We would also ensure that the individual is monitored whilst taking the supplement. In short, there is a criteria that needs to be met in order for individual nutrients to be taken safely. In cereals, it is generally the cheapest source of the desired nutrients from various sources. If you would like to know more about where synthetic nutrients come from, you can find out more information here.

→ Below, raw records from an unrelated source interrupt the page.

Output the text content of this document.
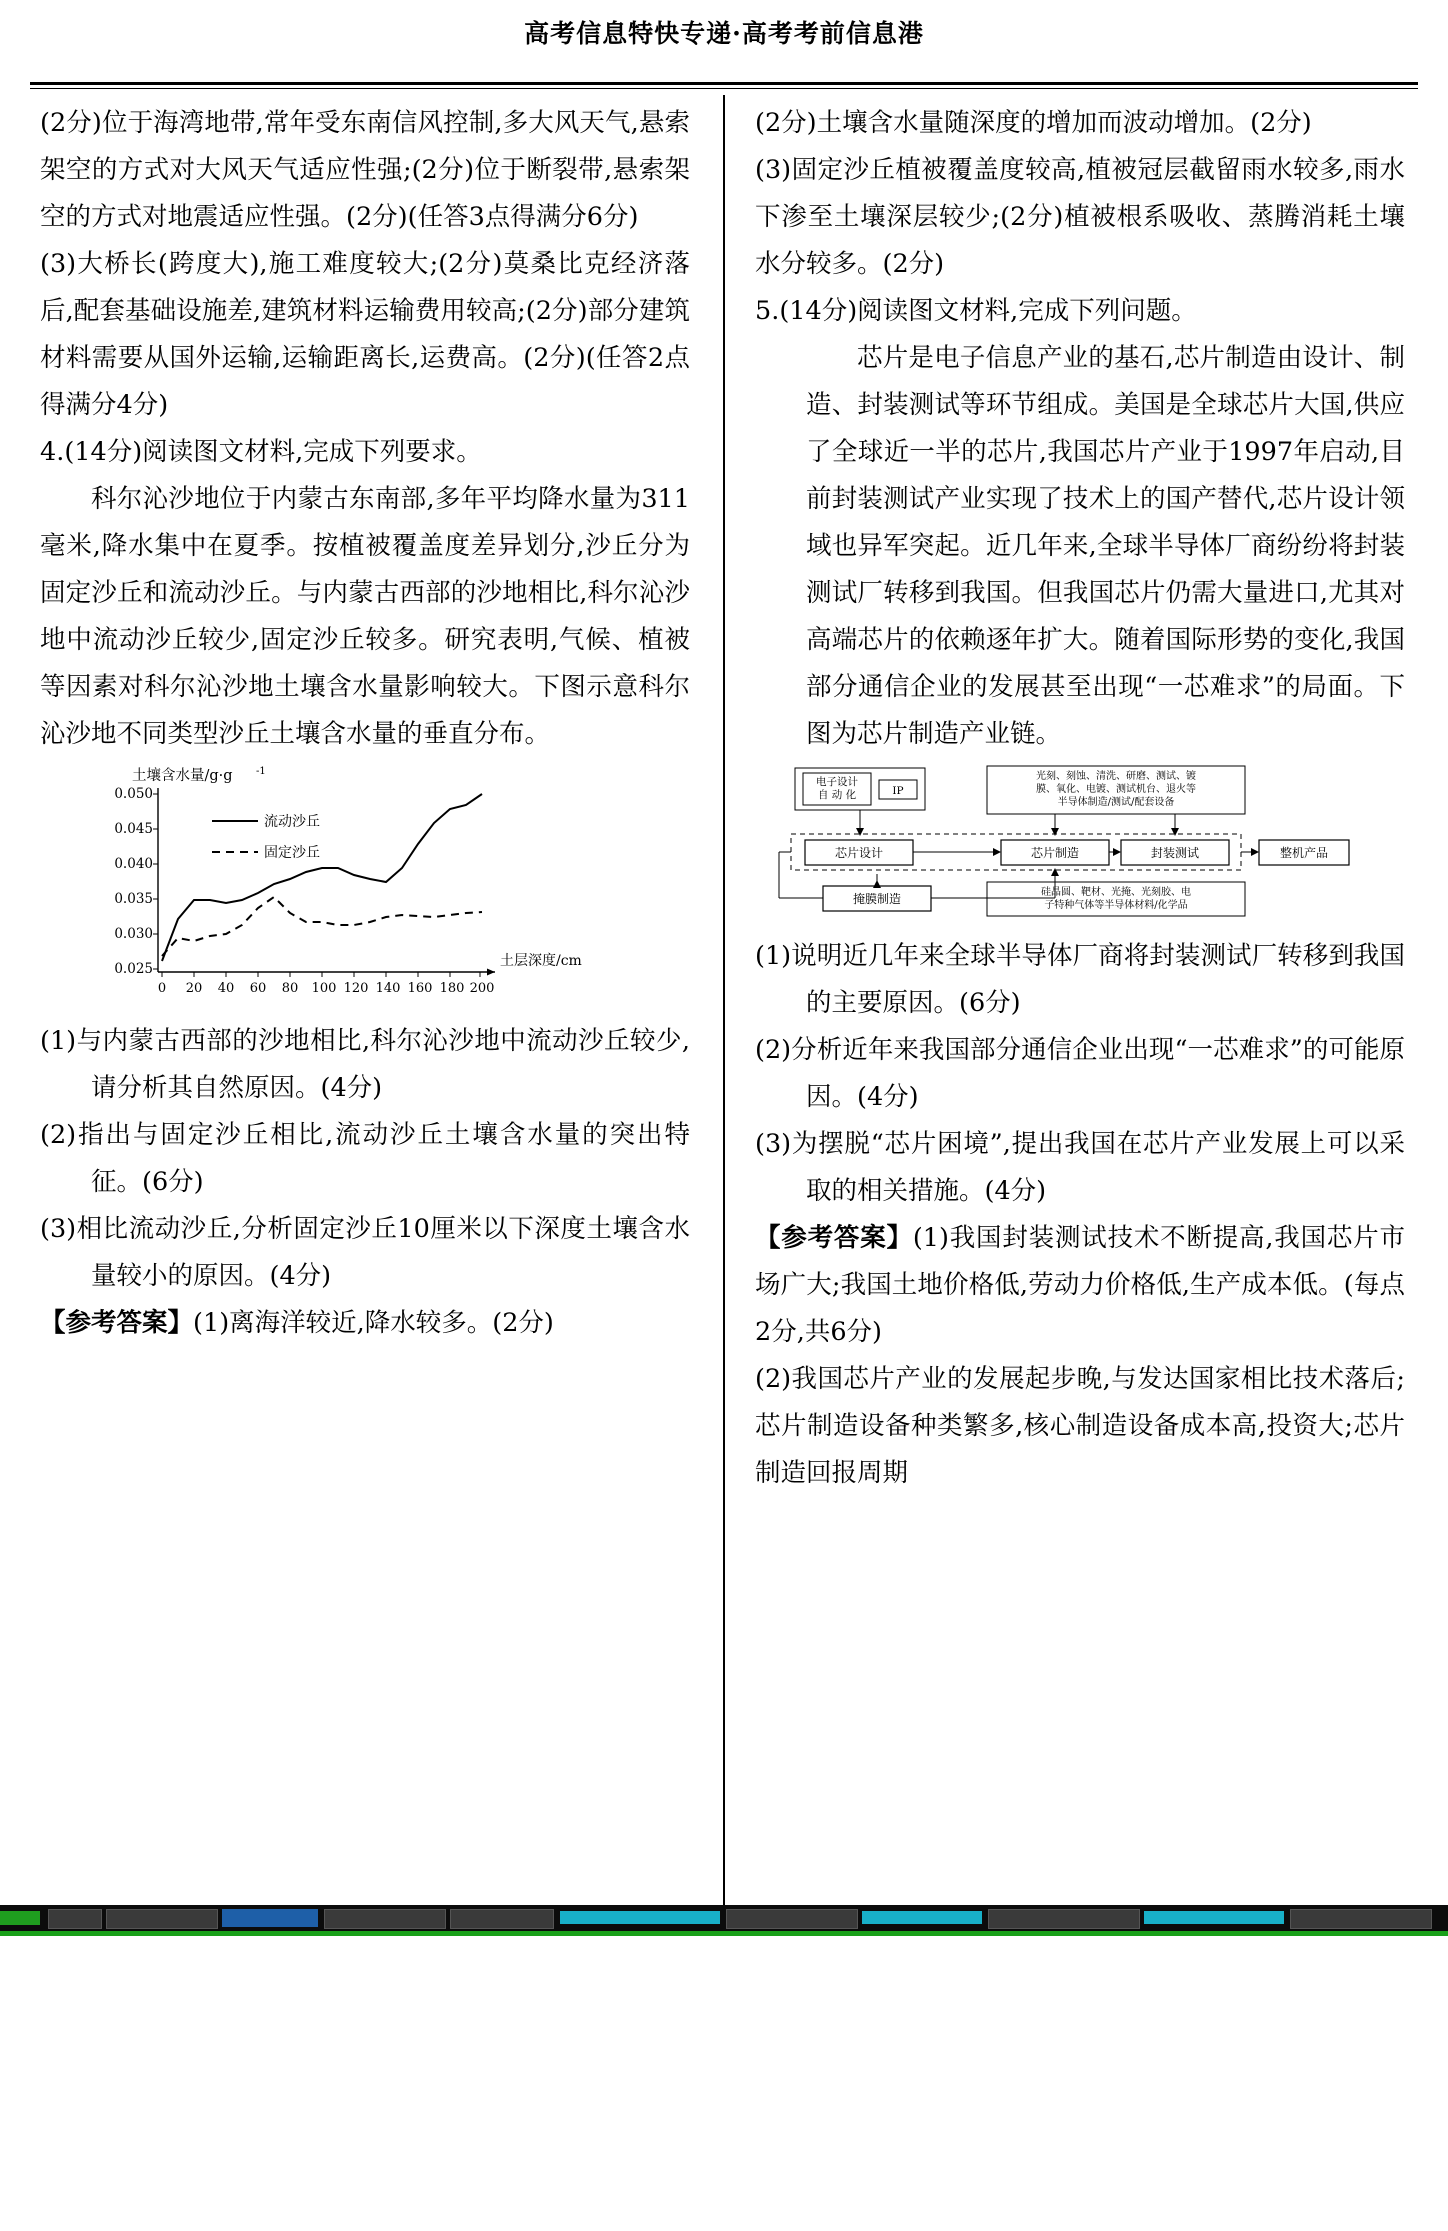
高考信息特快专递·高考考前信息港

(2分)位于海湾地带,常年受东南信风控制,多大风天气,悬索架空的方式对大风天气适应性强;(2分)位于断裂带,悬索架空的方式对地震适应性强。(2分)(任答3点得满分6分)

(3)大桥长(跨度大),施工难度较大;(2分)莫桑比克经济落后,配套基础设施差,建筑材料运输费用较高;(2分)部分建筑材料需要从国外运输,运输距离长,运费高。(2分)(任答2点得满分4分)

4.(14分)阅读图文材料,完成下列要求。

科尔沁沙地位于内蒙古东南部,多年平均降水量为311毫米,降水集中在夏季。按植被覆盖度差异划分,沙丘分为固定沙丘和流动沙丘。与内蒙古西部的沙地相比,科尔沁沙地中流动沙丘较少,固定沙丘较多。研究表明,气候、植被等因素对科尔沁沙地土壤含水量影响较大。下图示意科尔沁沙地不同类型沙丘土壤含水量的垂直分布。

土壤含水量/g·g -1
0.050
0.045
0.040
0.035
0.030
0.025
0 20 40 60 80 100 120 140 160 180 200
土层深度/cm
流动沙丘
固定沙丘

(1)与内蒙古西部的沙地相比,科尔沁沙地中流动沙丘较少,请分析其自然原因。(4分)

(2)指出与固定沙丘相比,流动沙丘土壤含水量的突出特征。(6分)

(3)相比流动沙丘,分析固定沙丘10厘米以下深度土壤含水量较小的原因。(4分)

【参考答案】(1)离海洋较近,降水较多。(2分)

(2分)土壤含水量随深度的增加而波动增加。(2分)

(3)固定沙丘植被覆盖度较高,植被冠层截留雨水较多,雨水下渗至土壤深层较少;(2分)植被根系吸收、蒸腾消耗土壤水分较多。(2分)

5.(14分)阅读图文材料,完成下列问题。

芯片是电子信息产业的基石,芯片制造由设计、制造、封装测试等环节组成。美国是全球芯片大国,供应了全球近一半的芯片,我国芯片产业于1997年启动,目前封装测试产业实现了技术上的国产替代,芯片设计领域也异军突起。近几年来,全球半导体厂商纷纷将封装测试厂转移到我国。但我国芯片仍需大量进口,尤其对高端芯片的依赖逐年扩大。随着国际形势的变化,我国部分通信企业的发展甚至出现“一芯难求”的局面。下图为芯片制造产业链。

电子设计
自 动 化	IP
光刻、刻蚀、清洗、研磨、测试、镀
膜、氧化、电镀、测试机台、退火等
半导体制造/测试/配套设备
芯片设计	芯片制造	封装测试	整机产品
掩膜制造	硅晶圆、靶材、光掩、光刻胶、电
子特种气体等半导体材料/化学品

(1)说明近几年来全球半导体厂商将封装测试厂转移到我国的主要原因。(6分)

(2)分析近年来我国部分通信企业出现“一芯难求”的可能原因。(4分)

(3)为摆脱“芯片困境”,提出我国在芯片产业发展上可以采取的相关措施。(4分)

【参考答案】(1)我国封装测试技术不断提高,我国芯片市场广大;我国土地价格低,劳动力价格低,生产成本低。(每点2分,共6分)

(2)我国芯片产业的发展起步晚,与发达国家相比技术落后;芯片制造设备种类繁多,核心制造设备成本高,投资大;芯片制造回报周期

Vegetable oils are also typically added to breakfast cereals for various reasons. Vegetable oils, if not organic, are derived from genetically modified seeds and can cause increases in inflammation.

So what can I eat then?

Firstly, it is crucial to listen to your own body and what it needs. For me, a fat and protein based breakfast works perfectly. This includes chemical free bacon and/or eggs with plenty of greens and a serving of cultured vegetables. I often change things up depending on how I feel. Sometimes it is fried liver instead of bacon and eggs, sometimes it is a green juice, or sometimes it is a fat and protein rich smoothie. You may find that when you swap your cereal or high carbohydrate breakfast to a breakfast rich in fats and proteins, your sugar cravings disappear.

Here are some ideas for you that are far more nourishing, satiating and delicious than your typical breakfast cereals:

Classic, but Nourishing Big Breaky


Big Breaky with Grain Free Bread


Blueberry and Chia Bowl


Grain Free Muesli


The Most Delicious Fritters


Of course, real food eating that doesn’t come from a box takes a bit more preparing. However, aren’t you and your body worth it? Would you put cheap fuel in your car and expect it to perform at its optimum? Proper nutrition needs to be your priority so enjoy experimenting with different breakfasts.

The best place for you to start implementing change is your breakfast – you can do it!